Aynı üniversitenin dönem açılışını Başbakan yapacak, dilediğini söyleyecek, iktidarını övecek, “sol öğrenciler” bundan rahatsız olmayacaklar, ülkücüler diledikleri etkinlikleri düzenleyecekler, “sol öğrenciler” bundan da rahatsızlık duymayacaklar, fakat “solcu” bir milletvekili ile “solcu” bir yazar aynı çatı altında konuştuklarında “sağcı öğrenciler” rahatsız olacaklar. Komik bir durum değil mi? Komik, fakat komik olduğu kadar da acı bir durum!
Anlaşılan Dil ve Tarih Coğrafya Fakültesi Dekanlığı “akademik özgürlük” kavramından habersizdir. Haberdar edelim: “Akademik özgürlük, ideal bir üniversite için olmazsa olmaz koşullardan biridir. Akademik özgürlük, insan hak ve özgürlüklerinin mevcut olduğu ve korunduğu gerçek demokrasi ile yönetilen ülkeler için anlam ifade eden bir kavramdır. Otoriter ve totaliter rejimlerde temel siyasal ve sivil haklar ve özgürlükler etkin bir şekilde korunamadığından bu tür rejimlerde gerçek manada akademik özgürlüklerden söz edilmesi mümkün değildir.” (Prof. Dr. Coşkun Can Aktan) Bu özgürlük üniversitelerin salt akademisyenleri için değil, öğrencileri için de geçerlidir.
Ne var ki 21. yüzyıl Türkiyesi’nde akademik özgürlüklerin sınırını AKP iktidarının ileri demokrasisi belirlemektedir. DTCF Dekanlığı’nın gerekçesi de AKP’nin ileri demokrasisinin tarifinden başka bir şey değildir! Birçok üniversite ve fakülte yönetimi iktidarla arasını hoş tutmak için kendileri için bir şans olan akademik özgürlükleri kendi elleriyle boğmaktan çekinmemektedir.
İktidarın da, akademik kurumların yöneticilerinin de üniversitelerin olmazsa olmazı olan özgürlükleri boğmakta başvurdukları en önemli araç, 12 Eylül faşizminin kalıtı olan YÖK’tür. Söze gelince 12 Eylül’ün kurumlarını yerden yere vurmakta, fakat iş uygulamaya gelince bu kurumlara dört elle sarılmaktadırlar. Bu, utanç verici bir ikiyüzlülüktür.

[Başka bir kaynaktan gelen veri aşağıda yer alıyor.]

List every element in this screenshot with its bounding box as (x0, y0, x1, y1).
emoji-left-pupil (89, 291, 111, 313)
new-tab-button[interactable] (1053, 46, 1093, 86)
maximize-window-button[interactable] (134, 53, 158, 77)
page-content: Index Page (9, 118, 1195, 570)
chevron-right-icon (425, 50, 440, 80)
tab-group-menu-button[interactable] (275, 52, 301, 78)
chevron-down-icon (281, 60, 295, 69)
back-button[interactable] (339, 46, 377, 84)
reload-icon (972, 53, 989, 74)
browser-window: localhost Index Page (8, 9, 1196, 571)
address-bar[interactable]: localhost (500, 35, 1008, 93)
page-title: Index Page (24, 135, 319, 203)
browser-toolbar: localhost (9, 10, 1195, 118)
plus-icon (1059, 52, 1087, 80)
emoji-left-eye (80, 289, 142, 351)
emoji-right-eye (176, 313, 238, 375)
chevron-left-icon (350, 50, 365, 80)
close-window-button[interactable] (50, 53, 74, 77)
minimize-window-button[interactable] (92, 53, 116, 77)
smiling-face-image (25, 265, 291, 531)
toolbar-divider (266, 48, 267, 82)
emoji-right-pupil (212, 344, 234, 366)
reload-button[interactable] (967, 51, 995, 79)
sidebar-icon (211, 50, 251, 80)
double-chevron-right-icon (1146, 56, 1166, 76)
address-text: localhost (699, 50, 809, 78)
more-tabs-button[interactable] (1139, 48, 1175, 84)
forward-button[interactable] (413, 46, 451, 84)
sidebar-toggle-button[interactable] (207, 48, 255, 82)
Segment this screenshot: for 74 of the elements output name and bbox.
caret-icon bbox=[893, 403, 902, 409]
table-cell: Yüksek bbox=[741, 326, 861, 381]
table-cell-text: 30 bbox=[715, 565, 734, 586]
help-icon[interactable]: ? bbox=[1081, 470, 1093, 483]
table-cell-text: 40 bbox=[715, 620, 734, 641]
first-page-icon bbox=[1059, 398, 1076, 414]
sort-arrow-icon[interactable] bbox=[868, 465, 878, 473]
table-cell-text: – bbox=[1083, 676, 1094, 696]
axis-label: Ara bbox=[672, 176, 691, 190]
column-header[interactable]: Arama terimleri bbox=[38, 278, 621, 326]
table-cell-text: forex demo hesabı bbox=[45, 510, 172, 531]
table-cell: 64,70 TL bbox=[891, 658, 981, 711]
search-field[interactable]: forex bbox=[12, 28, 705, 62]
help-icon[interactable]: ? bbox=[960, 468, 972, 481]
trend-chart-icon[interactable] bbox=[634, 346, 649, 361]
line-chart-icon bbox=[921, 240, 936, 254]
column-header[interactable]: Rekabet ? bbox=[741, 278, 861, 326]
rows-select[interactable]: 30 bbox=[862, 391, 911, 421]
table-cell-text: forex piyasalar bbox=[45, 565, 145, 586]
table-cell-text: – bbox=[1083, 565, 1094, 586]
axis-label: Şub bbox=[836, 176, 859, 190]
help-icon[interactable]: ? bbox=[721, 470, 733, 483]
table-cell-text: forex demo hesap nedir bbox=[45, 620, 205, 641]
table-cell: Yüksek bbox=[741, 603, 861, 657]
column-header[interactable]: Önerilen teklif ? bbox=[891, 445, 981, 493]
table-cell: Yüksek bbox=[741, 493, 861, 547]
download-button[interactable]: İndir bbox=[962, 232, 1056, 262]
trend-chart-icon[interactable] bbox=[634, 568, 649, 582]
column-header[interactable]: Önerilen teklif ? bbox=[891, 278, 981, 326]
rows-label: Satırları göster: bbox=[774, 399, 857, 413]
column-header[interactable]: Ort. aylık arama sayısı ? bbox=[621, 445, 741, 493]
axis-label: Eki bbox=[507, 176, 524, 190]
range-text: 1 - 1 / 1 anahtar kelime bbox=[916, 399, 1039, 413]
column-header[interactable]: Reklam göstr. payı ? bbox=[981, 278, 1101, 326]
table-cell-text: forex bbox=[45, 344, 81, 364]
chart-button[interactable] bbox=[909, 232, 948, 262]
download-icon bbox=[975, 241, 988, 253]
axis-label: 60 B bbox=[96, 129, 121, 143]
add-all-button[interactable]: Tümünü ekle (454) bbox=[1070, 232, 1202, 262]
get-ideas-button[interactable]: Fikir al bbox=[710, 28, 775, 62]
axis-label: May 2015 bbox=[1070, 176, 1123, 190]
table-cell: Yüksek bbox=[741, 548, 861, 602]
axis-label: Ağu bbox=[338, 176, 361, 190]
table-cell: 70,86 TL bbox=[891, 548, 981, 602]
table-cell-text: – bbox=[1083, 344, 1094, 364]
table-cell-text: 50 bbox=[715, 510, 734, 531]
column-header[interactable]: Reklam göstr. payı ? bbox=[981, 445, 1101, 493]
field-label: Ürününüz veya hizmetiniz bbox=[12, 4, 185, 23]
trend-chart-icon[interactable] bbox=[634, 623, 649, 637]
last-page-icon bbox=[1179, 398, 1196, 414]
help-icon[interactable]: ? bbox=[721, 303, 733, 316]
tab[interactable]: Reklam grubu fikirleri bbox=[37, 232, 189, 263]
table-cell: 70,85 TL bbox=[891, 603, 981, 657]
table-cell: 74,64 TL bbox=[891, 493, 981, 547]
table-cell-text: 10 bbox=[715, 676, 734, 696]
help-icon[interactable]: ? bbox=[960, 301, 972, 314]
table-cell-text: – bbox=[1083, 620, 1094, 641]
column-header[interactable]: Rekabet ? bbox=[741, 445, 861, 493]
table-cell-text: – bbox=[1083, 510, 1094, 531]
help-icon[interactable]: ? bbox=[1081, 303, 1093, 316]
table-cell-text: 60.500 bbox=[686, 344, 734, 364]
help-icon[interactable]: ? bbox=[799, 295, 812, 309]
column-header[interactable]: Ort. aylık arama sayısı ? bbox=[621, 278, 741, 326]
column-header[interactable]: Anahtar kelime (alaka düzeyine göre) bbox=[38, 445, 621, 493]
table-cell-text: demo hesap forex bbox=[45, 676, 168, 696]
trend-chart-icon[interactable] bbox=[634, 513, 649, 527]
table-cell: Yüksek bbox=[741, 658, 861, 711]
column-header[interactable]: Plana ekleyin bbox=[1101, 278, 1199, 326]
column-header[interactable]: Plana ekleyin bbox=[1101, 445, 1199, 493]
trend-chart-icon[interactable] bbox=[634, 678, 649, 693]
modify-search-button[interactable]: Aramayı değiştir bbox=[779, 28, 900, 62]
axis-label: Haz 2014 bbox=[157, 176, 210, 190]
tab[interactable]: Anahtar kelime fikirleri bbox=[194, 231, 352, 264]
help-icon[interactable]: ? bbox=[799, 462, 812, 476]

Dün, bu yazıyı yazarken, dostum, PEN Yazarlar Derneği Başkanı Tarık Günersel aradı; polis Beşiktaş İskelesi’nde kuruluş yıldönümü nedeniyle YÖK’ü protesto eden öğrencilerden 19’unu gözaltına almış. Çevrede toplanan her kesimden halk ise polisin bu davranışını protesto etmiş.
Halk, iktidarın ve yandaşlarının sandıkları ve umdukları gibi “koyun” değil. Artık yalnızca bakmakla yetinmiyor, görüyor, soruyor, sorguluyor da. Önümüzdeki dönemde AKP’nin işi kolay değil; bulutlar dağıldıkça yeryüzündeki her baskıcı rejimin bitip tükendiği o kaçınılmaz son, daha belirgin olarak görünmeye başlıyor.